These 5 Species, Once On The Brink, Were Saved By The Endangered Species Act
The current administration in Washington, DC has made it clear that saving endangered animals from extinction and our environment from destruction is not a priority. Even though the Endangered Species Act (ESA) is seen as the “Gold Standard” for other countries to follow, the Trump administration is looking at ways to “reform” it, claiming that it is expensive, outdated and ineffective.
But, I know some animals that would disagree. Below are 5 animals that were saved from extinction directly as a result of The Endangered Species Act.
1. The Humpback Whale
The famous “singing whale” was almost silenced forever by commercial fishing when their numbers became critically low in the 1960s.

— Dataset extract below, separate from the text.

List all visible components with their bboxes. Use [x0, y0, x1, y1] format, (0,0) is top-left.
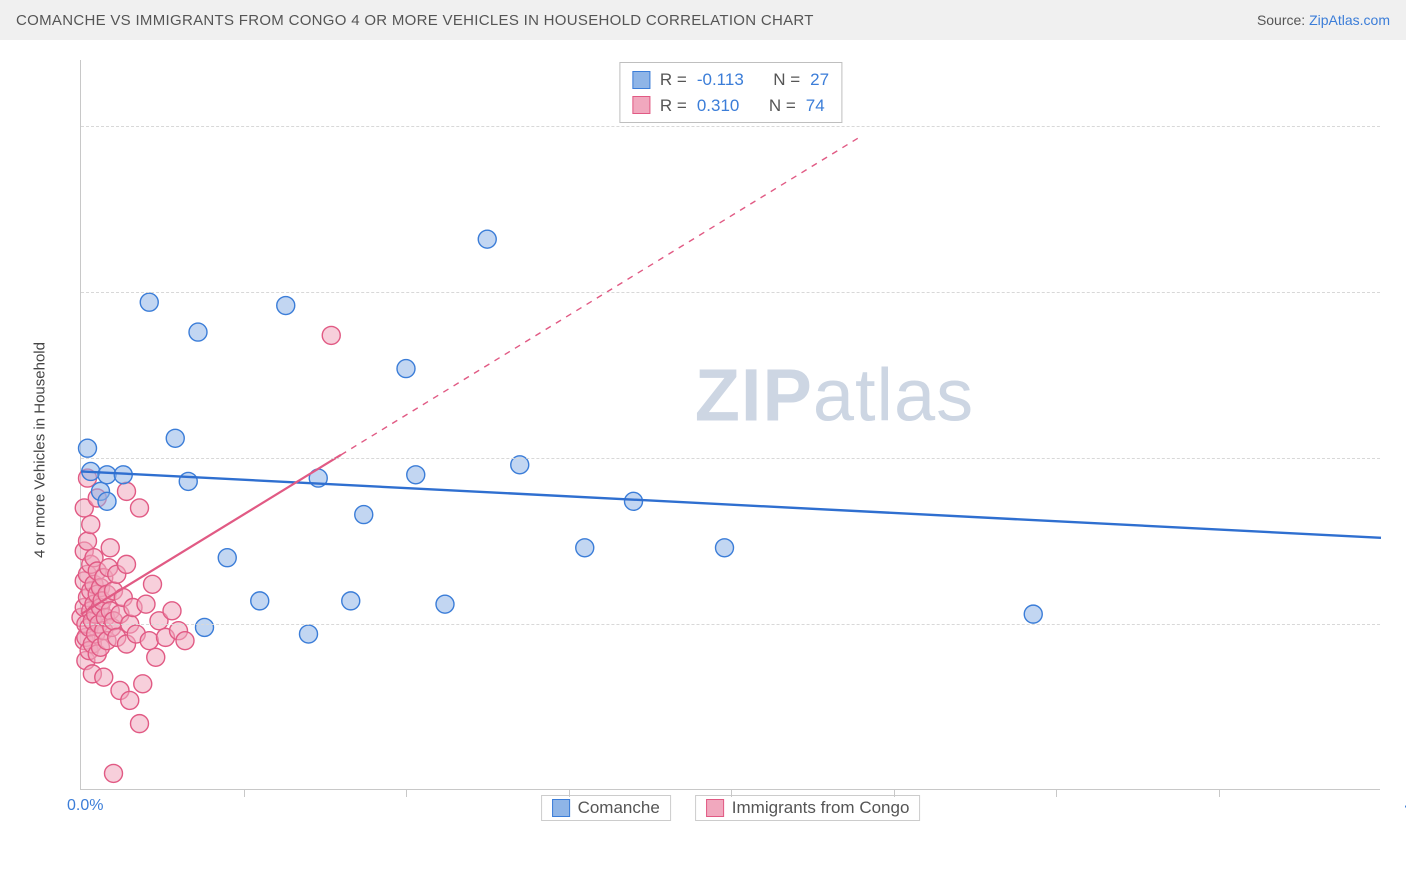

By 1967, only an estimated 1,600 whales were left in the world, and they were placed on the Endangered List. Now, 50 years later, and thanks to the ESA and its predecessor The Endangered Species Conservation Act, the humpback’s numbers have increased to over 20,000! And, that, my friends, is definitely something to sing about!
2. The American Alligator
This modern-day relative of the dinosaur has lived on our Earth for over 200 million years. But, by 1967, their numbers were critically low, mostly due to humans hunting them for purses and footwear and destroying their habitat. As soon as the ESA banned hunting, their numbers rebounded and they were taken off the Endangered List in 1987 - a mere 20 years later!
3. The Grizzly Bear
It’s difficult to believe that this beautiful, powerful creature was once on the Endangered List, but it was. Grizzly bears once numbered in the hundreds of thousands in the Western United States. Again, humans are the main reason that the grizzly’s numbers diminished to a mere 130. Thanks to conservation efforts within Yellowstone Park and banning hunting outside of the park, their numbers have increased to over 700. They still remain on the Endangered List.
4. The Florida Manatee
Also known as a “sea cow,” the Florida Manatee has lived in Florida for over 45 million years. But, Florida’s appeal as a vacation and retirement destination almost spelled doom for these gentle creatures. Florida first took steps to protect manatees as long ago as 1893, but habitat destruction and boat propellers were no match for them and their numbers dwindled to less than 1,300. They gained protected status under the ESA in 1967. Since then, their population has increased to over 6,000, but they remain on the Endangered List.
5. The Bald Eagle
Yes, the national bird of the United States almost went extinct! Habitat destruction, hunting, food contamination by the chemical DDT almost wiped out the population of this majestic creature. After banning DDT in 1972 and putting protections in place under the ESA, bald eagle numbers began to grow - from an estimated 400 breeding pairs in 1963 to an outstanding 70,000 breeding pairs now! They were taken off the Endangered List in 2007.